Op de Spoedeisende Hulp (SEH) zijn in 2018 naar schatting 123.000 verkeersslachtoffers behandeld, ongeveer de helft (66.800) van deze slachtoffers had ernstig letsel. Dit aantal verkeersslachtoffers met ernstig letsel was niet eerder zo hoog, ten opzichte van 2009 is er sprake van een significante stijging van 18 procent. Deze stijging wordt vooral verklaard door een stijging (+31%) van het aantal fietsers met ernstig letsel dat op de SEH is behandeld. Dit blijkt uit analyse van het Letsel Informatie Systeem (LIS) van VeiligheidNL. Door de vergrijzing is de verwachting dat deze trend in de nabije toekomst verder stijgt. Preventie van fietsongevallen kan een belangrijke bijdrage leveren aan het terugdringen van het aantal SEH-behandelingen en de medische en maatschappelijke kosten.

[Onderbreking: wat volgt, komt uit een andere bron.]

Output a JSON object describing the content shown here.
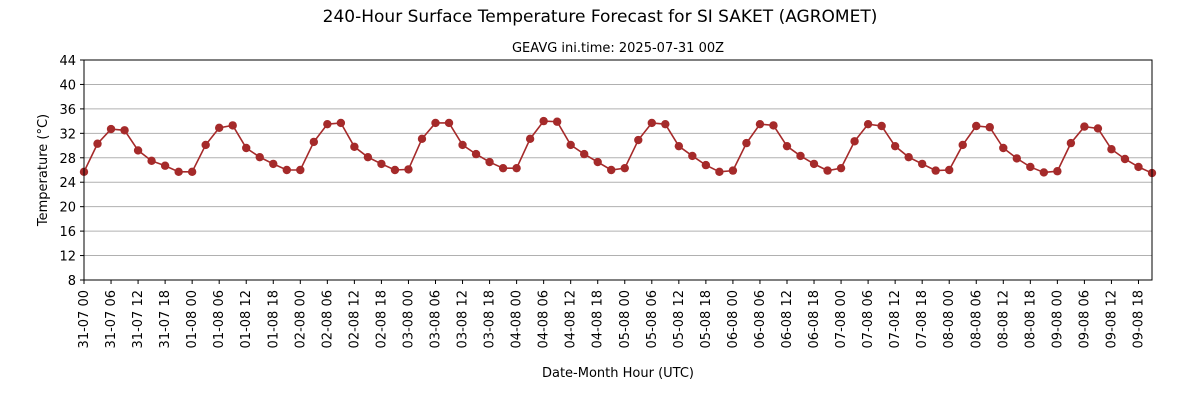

Risicogroepen in het verkeer
Onder de 123.000 slachtoffers die op de SEH gezien zijn vormden de 12- tot en met 19-jarigen (17.400), 20- tot en met 29-jarigen (18.900) en 50- tot en met 59-jarigen (16.900) de grootste groepen. Kijkend naar verkeersdeelname blijkt dat fietsers veruit in de meerderheid zijn (63%), in 14 procent van de gevallen was er sprake van letsel bij een inzittende van een personenauto.
Medische en verzuimkosten
In totaal waren de kosten van verkeersslachtoffers die werden behandeld op de SEH-afdeling en/of werden opgenomen in het ziekenhuis naar schatting € 760 miljoen. Deze kosten bestonden uit directe medische kosten (€ 400 miljoen) en verzuimkosten (€ 360 miljoen). Fietsers vormen de grootste groep slachtoffers en veroorzaken daardoor ook de hoogste kosten (€ 440 miljoen) van alle verkeersdeelnemers.
Fietsers
Het aantal fietsers dat op de SEH is behandeld als gevolg van ernstig letsel door een verkeersongeval is in 2018 gestegen tot 46.800, ten opzichte van 2009 een significante stijging van 31 procent. Fietsslachtoffers zijn relatief vaak jongeren en ouderen. Van de SEH-slachtoffers was meer dan 40 procent 55 jaar of ouder. In twee derde van de gevallen (68%) ontstond het letsel door een enkelvoudig fietsongeval. Ouderen lopen bij fietsongevallen vaker ernstig letsel op dan jongeren. Ongevallen op elektrische fietsen leveren gemiddeld ernstiger letsel op dan een ongeval op een gewone fiets, maar gecorrigeerd voor leeftijd en geslacht verdwijnt dit effect. Op elektrische fietsen rijden veelal oudere fietsers, een groep die al (op elk fietstype) relatief ernstige letsels oploopt. Daarmee is de elektrische fiets gemiddeld genomen niet gevaarlijker dan een gewone fiets, maar ouderen fietsen vaker en verder met een elektrische fiets.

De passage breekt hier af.